First, we need to find the Taylor series for the given function f(x) centered at a=0. Since $$f(x) = \cos(2x)$$, we will find the successive derivatives of f(x) and evaluate them at $$x=0$$. The n-th derivative of a function is given by: $$f ^{(n)}(x) = \frac{d^n f(x)}{d x^n}$$ Find the derivatives of f(x) evaluated at x=0: $$f(x) = \cos(2x) \Rightarrow f(0) = \cos(0) = 1$$ $$f'(x) = -2 \sin(2x) \Rightarrow f'(0) = 0$$ $$f''(x) = -4 \cos(2x) \Rightarrow f''(0) = -4$$ $$f'''(x) = 8 \sin(2x) \Rightarrow f'''(0) = 0$$ $$\vdots$$ Notice that for even n, $$f^{(n)}(0)=(-1)^{n/2}2^n$$ and for odd n, $$f^{(n)}(0)=0$$. Hence, the nth-degree Taylor polynomial centered at a=0 can be written as: $$T_n(x) = \sum_{k=0}^{\infty} \frac{(-1)^{k}2^{2k}}{(2k)!}x^{2k}$$

The remainder term in the Taylor series is given by the (n+1)-st term in the series, which we can write as: $$R_{n}(x) = \frac{f^{(2n+2)}(0)}{(2n+2)!}x^{2n+2}$$ Now we need to find the expression for the remainder term when x is in the interval of convergence.

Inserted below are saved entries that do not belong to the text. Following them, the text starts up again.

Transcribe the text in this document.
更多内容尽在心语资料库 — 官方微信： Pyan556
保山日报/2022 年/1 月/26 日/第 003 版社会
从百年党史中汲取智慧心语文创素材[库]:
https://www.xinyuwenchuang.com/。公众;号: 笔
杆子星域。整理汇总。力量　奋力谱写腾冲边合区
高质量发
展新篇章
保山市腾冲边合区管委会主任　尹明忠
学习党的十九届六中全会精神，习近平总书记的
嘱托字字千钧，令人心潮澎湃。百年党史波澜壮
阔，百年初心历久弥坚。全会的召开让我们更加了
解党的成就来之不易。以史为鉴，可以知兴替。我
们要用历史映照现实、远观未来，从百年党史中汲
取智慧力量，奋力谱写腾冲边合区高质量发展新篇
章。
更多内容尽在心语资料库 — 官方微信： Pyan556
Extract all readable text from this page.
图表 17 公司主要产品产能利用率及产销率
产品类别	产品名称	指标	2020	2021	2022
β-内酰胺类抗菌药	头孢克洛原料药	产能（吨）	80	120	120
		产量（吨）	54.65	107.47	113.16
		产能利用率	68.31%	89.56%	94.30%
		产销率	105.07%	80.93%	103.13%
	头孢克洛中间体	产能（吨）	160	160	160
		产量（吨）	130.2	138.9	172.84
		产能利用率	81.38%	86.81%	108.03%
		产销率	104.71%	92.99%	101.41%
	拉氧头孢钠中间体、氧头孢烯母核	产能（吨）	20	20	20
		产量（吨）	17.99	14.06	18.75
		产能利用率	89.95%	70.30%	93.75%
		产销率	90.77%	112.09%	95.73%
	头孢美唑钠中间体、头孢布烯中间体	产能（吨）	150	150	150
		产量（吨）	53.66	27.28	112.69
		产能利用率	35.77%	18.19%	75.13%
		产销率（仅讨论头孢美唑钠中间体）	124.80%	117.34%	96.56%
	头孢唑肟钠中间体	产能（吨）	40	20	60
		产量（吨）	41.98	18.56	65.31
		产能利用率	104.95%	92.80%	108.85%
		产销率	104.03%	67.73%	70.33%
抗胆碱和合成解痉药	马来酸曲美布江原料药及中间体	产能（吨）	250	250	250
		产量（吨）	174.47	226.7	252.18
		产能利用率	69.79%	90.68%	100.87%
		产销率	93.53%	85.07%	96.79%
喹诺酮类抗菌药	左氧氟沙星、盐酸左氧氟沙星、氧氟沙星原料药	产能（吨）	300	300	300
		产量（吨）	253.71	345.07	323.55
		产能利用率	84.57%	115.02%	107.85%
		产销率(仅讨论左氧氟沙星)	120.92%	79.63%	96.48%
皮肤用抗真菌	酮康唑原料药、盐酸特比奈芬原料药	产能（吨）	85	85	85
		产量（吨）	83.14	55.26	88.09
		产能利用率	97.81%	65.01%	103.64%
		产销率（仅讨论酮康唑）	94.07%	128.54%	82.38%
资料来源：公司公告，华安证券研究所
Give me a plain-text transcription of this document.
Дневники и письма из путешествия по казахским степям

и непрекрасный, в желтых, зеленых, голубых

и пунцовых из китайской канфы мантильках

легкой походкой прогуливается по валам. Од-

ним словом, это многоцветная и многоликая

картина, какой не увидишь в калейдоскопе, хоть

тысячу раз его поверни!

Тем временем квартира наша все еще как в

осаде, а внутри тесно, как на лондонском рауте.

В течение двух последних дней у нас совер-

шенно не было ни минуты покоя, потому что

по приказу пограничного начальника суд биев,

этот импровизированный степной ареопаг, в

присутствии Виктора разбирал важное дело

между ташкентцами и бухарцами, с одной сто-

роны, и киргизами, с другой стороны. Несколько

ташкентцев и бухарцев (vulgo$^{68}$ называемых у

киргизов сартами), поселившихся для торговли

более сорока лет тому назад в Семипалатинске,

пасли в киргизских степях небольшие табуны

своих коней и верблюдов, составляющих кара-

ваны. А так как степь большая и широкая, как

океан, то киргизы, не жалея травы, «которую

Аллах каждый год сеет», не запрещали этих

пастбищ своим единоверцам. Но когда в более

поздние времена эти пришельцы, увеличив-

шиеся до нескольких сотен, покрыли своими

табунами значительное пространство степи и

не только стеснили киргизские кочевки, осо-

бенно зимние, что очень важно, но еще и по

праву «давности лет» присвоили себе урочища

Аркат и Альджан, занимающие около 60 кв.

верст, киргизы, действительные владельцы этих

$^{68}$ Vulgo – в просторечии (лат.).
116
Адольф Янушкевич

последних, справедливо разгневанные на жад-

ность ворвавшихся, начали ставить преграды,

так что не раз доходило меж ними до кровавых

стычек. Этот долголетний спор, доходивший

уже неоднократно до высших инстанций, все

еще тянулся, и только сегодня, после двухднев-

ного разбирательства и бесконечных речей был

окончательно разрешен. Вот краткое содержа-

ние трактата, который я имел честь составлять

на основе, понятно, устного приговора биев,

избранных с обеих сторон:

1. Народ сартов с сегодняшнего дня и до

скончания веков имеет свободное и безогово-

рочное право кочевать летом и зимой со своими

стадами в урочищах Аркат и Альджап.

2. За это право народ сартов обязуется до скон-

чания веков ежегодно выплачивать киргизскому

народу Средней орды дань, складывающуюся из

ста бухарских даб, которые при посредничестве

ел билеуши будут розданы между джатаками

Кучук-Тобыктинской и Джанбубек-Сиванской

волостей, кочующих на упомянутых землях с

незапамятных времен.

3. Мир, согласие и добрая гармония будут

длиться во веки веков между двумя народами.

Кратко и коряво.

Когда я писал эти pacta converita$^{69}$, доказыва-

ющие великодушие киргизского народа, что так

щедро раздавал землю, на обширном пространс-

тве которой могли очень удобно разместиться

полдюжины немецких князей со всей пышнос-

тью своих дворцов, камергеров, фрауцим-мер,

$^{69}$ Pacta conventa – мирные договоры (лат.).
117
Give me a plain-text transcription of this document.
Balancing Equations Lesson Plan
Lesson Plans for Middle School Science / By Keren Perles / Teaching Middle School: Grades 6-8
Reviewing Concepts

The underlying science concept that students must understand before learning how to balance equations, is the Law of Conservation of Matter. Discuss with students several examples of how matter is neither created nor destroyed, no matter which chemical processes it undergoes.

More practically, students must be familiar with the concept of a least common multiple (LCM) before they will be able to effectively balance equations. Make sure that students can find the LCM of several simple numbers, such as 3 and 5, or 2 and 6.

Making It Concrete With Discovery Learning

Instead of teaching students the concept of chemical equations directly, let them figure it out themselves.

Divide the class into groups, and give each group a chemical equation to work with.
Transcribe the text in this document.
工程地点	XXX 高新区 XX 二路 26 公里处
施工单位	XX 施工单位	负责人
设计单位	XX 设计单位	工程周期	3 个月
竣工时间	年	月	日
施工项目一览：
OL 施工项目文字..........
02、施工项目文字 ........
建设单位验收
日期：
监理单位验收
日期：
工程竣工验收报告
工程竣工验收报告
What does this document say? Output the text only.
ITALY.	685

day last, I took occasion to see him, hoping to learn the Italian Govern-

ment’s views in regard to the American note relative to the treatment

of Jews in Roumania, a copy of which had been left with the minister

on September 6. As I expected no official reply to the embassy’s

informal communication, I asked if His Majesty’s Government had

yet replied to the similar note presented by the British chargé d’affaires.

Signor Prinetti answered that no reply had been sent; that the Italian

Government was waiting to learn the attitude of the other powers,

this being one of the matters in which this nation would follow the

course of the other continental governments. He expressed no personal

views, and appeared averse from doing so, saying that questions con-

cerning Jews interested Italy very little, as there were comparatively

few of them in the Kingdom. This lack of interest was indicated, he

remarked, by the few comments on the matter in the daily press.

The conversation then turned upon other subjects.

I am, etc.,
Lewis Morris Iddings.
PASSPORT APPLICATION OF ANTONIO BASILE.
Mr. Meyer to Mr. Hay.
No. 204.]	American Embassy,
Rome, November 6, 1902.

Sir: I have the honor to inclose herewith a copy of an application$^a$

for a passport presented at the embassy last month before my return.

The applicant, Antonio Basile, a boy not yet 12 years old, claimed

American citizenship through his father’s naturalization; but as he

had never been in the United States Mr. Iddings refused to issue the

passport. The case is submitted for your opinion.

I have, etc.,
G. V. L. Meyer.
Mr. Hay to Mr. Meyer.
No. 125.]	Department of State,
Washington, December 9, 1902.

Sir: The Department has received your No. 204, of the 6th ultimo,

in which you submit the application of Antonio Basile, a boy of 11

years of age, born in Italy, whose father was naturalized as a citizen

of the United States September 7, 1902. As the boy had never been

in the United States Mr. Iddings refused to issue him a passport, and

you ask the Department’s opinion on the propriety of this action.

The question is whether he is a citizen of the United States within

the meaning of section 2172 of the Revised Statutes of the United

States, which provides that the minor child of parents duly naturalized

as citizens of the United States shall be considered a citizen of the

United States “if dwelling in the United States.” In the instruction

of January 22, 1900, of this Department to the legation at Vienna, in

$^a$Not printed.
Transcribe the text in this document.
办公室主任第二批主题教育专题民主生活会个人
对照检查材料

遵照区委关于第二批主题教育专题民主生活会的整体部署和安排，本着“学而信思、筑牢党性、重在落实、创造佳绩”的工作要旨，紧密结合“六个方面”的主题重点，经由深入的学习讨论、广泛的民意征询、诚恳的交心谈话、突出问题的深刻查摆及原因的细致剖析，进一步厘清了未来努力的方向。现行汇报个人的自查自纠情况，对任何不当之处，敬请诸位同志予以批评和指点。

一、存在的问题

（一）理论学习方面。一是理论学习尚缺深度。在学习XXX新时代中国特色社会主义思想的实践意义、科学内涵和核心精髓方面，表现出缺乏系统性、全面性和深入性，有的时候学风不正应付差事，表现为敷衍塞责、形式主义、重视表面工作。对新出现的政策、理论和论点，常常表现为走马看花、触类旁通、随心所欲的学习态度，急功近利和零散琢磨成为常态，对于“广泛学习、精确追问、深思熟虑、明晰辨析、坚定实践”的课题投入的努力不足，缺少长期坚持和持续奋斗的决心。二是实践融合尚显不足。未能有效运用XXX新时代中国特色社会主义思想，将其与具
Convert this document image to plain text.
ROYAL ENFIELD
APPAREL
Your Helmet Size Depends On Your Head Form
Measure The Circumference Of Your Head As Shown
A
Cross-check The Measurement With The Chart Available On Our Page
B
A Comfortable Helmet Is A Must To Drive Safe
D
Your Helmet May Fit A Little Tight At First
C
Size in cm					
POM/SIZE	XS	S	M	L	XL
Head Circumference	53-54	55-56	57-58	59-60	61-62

In order to prove that the remainder converges to zero for all x, we need to find the upper bound of the maximum value R_n(x) can achieve in the interval of convergence. Since the original function is a cosine function with a period of $$\pi$$, the Taylor series converges everywhere. Now we will show that the remainder goes to zero as n goes to infinity. Using the Lagrange form of the remainder: $$R_n(x) = \frac{f^{(2n+2)}(c)}{(2n+2)!}x^{2n+2}$$ for some $$c \in (0, x)$$. Note that since $$f^{(2n+2)}(c) = (-1)^{n+1}2^{2n+2}\sin(2c)$$, we have that: $$|f^{(2n+2)}(c)| \leq 2^{2n+2}$$ Therefore, the absolute value of the remainder is given by: $$|R_n(x)| \leq \frac{2^{2n+2}}{(2n+2)!}|x|^{2n+2}$$ As n goes to infinity, the term $$\lim _{n \rightarrow \infty}\frac{2^{2n+2}}{(2n+2)!} \to 0$$ , and since x is in the interval of convergence, it follows that: $$\lim _{n \rightarrow \infty} R_{n}(x) = 0$$ This shows that the remainder converges to zero for all x in the interval of convergence as n approaches infinity, and we complete the task.